Die in § 46a Nr. 2 StGB normierte Fallgruppe verlangt, dass der Täter das Opfer ganz oder zum überwiegenden Teil entschädigt und dies erhebliche persönliche Leistungen oder persönlichen Verzicht erfordert. Die Bestrebungen müssen Ausdruck der Übernahme von Verantwortung sein. Verlangt wird, damit die Schadenswiedergutmachung ihre friedensstiftende Wirkung entfalten kann, dass der Täter einen über die rein rechnerische Kompensation hinausgehenden Beitrag erbringt (BT-Drucks. 12/6853 S. 22) Die Erfüllung von Schadensersatzansprüchen allein genügt nicht (vgl. BGH NStZ 1995, 492).

Da eine mögliche Strafrahmenverschiebung unerörtert bleibt, vermag der Senat schon nicht zu beurteilen, ob die Strafkammer die Voraussetzungen des § 46a Nr. 2 StGB als nicht erfüllt angesehen oder zu hohe Anforderungen an die Milderungsmöglichkeit nach § 46a Nr. 2, § 49 Abs. 1 StGB gestellt hat. Ob die Voraussetzungen des § 46a Nr. 2 StGB erfüllt sind, kann auf der Grundlage der getroffenen Feststellungen nicht abschließend beurteilt werden. Die bisherigen Feststellungen zu den persönlichen und wirtschaftlichen Verhältnissen des Angeklagten sprechen allerdings dafür, dass die Entschädigungszahlung an die geschädigte Firma bei diesem zu erheblichen Einbußen im finanziellen Bereich geführt hat und deshalb die Voraussetzungen des § 46a Nr. 2 StGB gegeben sein könnten. Der Tatrichter hat daher in neuer Verhandlung diese Frage zu prüfen und dabei sicher zu entscheiden, ob die inzwischen geleistete Zahlung Ausdruck der Übernahme von Verantwortung durch den Angeklagten für die Folgen seiner Straftat ist.
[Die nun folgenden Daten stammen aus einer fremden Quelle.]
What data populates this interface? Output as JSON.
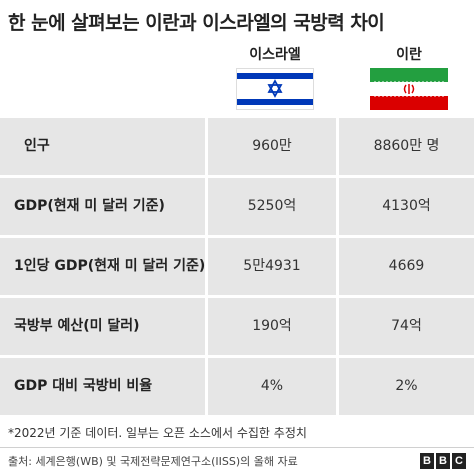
{
  "title": "한 눈에 살펴보는 이란과 이스라엘의 국방력 차이",
  "columns": {
    "israel": "이스라엘",
    "iran": "이란"
  },
  "colors": {
    "cell_bg": "#e6e6e6",
    "israel_blue": "#0038b8",
    "iran_green": "#239f40",
    "iran_red": "#da0000",
    "bbc_box": "#222222"
  },
  "chart_data": {
    "type": "table",
    "title": "한 눈에 살펴보는 이란과 이스라엘의 국방력 차이",
    "columns": [
      "이스라엘",
      "이란"
    ],
    "rows": [
      {
        "label": "인구",
        "israel": "960만",
        "iran": "8860만 명"
      },
      {
        "label": "GDP(현재 미 달러 기준)",
        "israel": "5250억",
        "iran": "4130억"
      },
      {
        "label": "1인당 GDP(현재 미 달러 기준)",
        "israel": "5만4931",
        "iran": "4669"
      },
      {
        "label": "국방부 예산(미 달러)",
        "israel": "190억",
        "iran": "74억"
      },
      {
        "label": "GDP 대비 국방비 비율",
        "israel": "4%",
        "iran": "2%"
      }
    ]
  },
  "note": "*2022년 기준 데이터. 일부는 오픈 소스에서 수집한 추정치",
  "source": "출처: 세계은행(WB) 및 국제전략문제연구소(IISS)의 올해 자료",
  "logo": [
    "B",
    "B",
    "C"
  ]
}
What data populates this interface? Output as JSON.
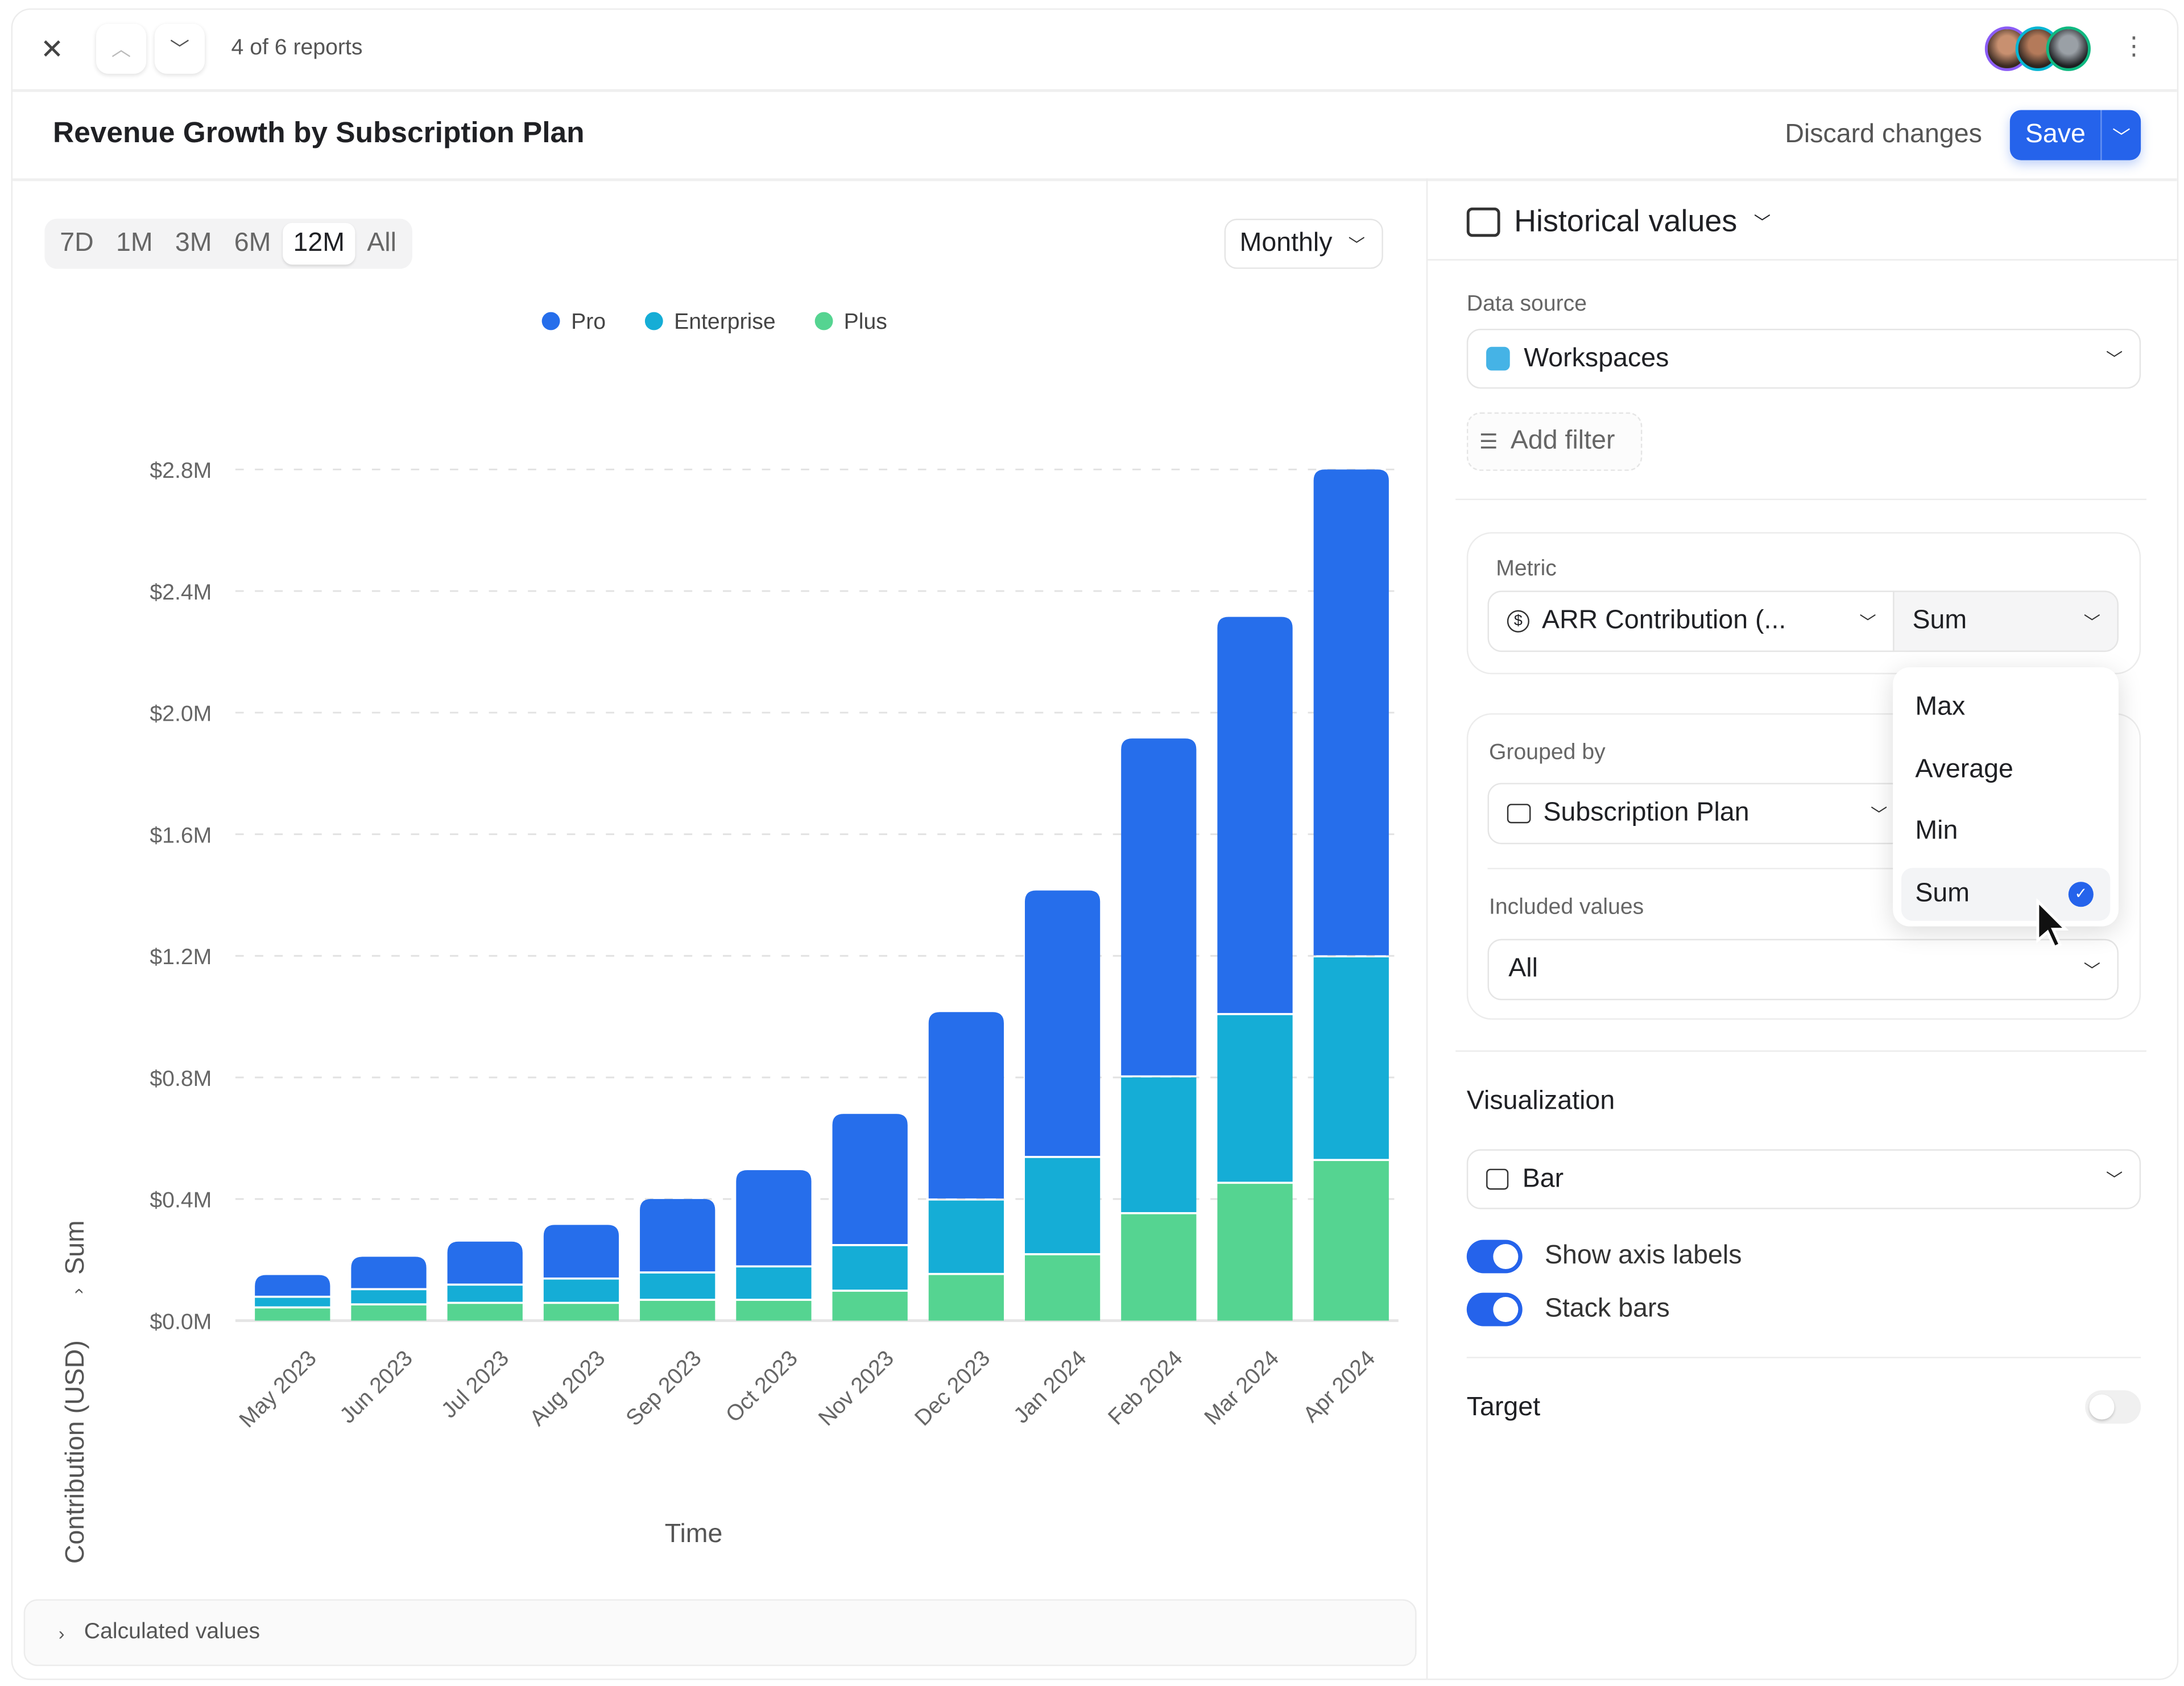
{
  "topbar": {
    "counter": "4 of 6 reports",
    "avatar_rings": [
      "#8b5cf6",
      "#06b6d4",
      "#10b981"
    ]
  },
  "header": {
    "title": "Revenue Growth by Subscription Plan",
    "discard_label": "Discard changes",
    "save_label": "Save"
  },
  "range_tabs": [
    {
      "label": "7D"
    },
    {
      "label": "1M"
    },
    {
      "label": "3M"
    },
    {
      "label": "6M"
    },
    {
      "label": "12M",
      "active": true
    },
    {
      "label": "All"
    }
  ],
  "interval": "Monthly",
  "calculated_values": "Calculated values",
  "colors": {
    "accent": "#2563eb",
    "Pro": "#266EEB",
    "Enterprise": "#15ADD6",
    "Plus": "#55D491"
  },
  "chart_data": {
    "type": "bar",
    "stacked": true,
    "title": "",
    "xlabel": "Time",
    "ylabel": "ARR Contribution (USD)",
    "ylabel_aggregate": "Sum",
    "ylim": [
      0,
      2.8
    ],
    "yticks": [
      "$0.0M",
      "$0.4M",
      "$0.8M",
      "$1.2M",
      "$1.6M",
      "$2.0M",
      "$2.4M",
      "$2.8M"
    ],
    "grid": true,
    "legend": "top",
    "categories": [
      "May 2023",
      "Jun 2023",
      "Jul 2023",
      "Aug 2023",
      "Sep 2023",
      "Oct 2023",
      "Nov 2023",
      "Dec 2023",
      "Jan 2024",
      "Feb 2024",
      "Mar 2024",
      "Apr 2024"
    ],
    "series": [
      {
        "name": "Plus",
        "values": [
          0.04,
          0.05,
          0.055,
          0.055,
          0.065,
          0.065,
          0.095,
          0.15,
          0.215,
          0.35,
          0.45,
          0.525
        ]
      },
      {
        "name": "Enterprise",
        "values": [
          0.035,
          0.05,
          0.06,
          0.08,
          0.09,
          0.11,
          0.15,
          0.245,
          0.32,
          0.45,
          0.555,
          0.67
        ]
      },
      {
        "name": "Pro",
        "values": [
          0.075,
          0.11,
          0.145,
          0.18,
          0.245,
          0.32,
          0.435,
          0.62,
          0.88,
          1.115,
          1.31,
          1.605
        ]
      }
    ],
    "legend_order": [
      "Pro",
      "Enterprise",
      "Plus"
    ]
  },
  "panel": {
    "mode": "Historical values",
    "data_source_label": "Data source",
    "data_source": "Workspaces",
    "add_filter": "Add filter",
    "metric_label": "Metric",
    "metric": "ARR Contribution (...",
    "aggregate": "Sum",
    "aggregate_options": [
      "Max",
      "Average",
      "Min",
      "Sum"
    ],
    "grouped_label": "Grouped by",
    "grouped": "Subscription Plan",
    "included_label": "Included values",
    "included": "All",
    "viz_label": "Visualization",
    "viz": "Bar",
    "show_axis_labels": "Show axis labels",
    "show_axis_labels_on": true,
    "stack_bars": "Stack bars",
    "stack_bars_on": true,
    "target": "Target",
    "target_on": false
  }
}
Da die allgemeine strafmildernde Berücksichtigung der Zahlung die hier gebotene Prüfung des Vorliegens der Voraussetzungen des § 46a Nr. 2 StGB nicht ersetzen kann, ist über die Strafe neu zu befinden. Die zum Strafausspruch getroffenen tatsächlichen Feststellungen weisen keinen Rechtsfehler auf und bleiben daher aufrechterhalten, da sie lediglich ergänzungsbedürftig sind und durch die lückenhafte Erörterung nicht tangiert werden.

Eine eigene Sachentscheidung nach § 354 Abs. 1a StPO war dem Senat schon deshalb nicht möglich, da für die Bemessung der Strafe ggf. ein anderer Strafrahmen in Betracht kommt (vgl. BGH StraFo 2010, 159).

III.

Aus Gründen der Klarstellung war dem Angeklagten auf seinen Antrag Rechtsanwalt pp. gemäß § 140 Abs. 2 StPO zum Pflichtverteidiger zu bestellen. Zwar endet eine Beiordnung gemäß § 143 Abs. 1 StPO erst mit dem rechtskräftigen Abschluss des Strafverfahrens und gilt somit auch für das Revisionsverfahren einschließlich einer etwaigen Revisionshauptverhandlung (vgl. Meyer-Goßner/Schmitt, StPO 64. Aufl., § 143 Rdn. 1, § 350 Rdn. 9, 11). Da die Beiordnung durch das Landgericht am 15. Dezember 2021 jedoch ausdrücklich mit dem (einschränkenden) Zusatz „für das Berufungsverfahren“ erfolgt ist, war die Beiordnung klarstellend noch einmal auszusprechen.

IV.

Über die Kosten der Revision und die insoweit entstandenen notwendigen Auslagen des Angeklagten wird der neue Tatrichter im Lichte der von ihm zu treffenden Sachentscheidung insgesamt zu befinden haben.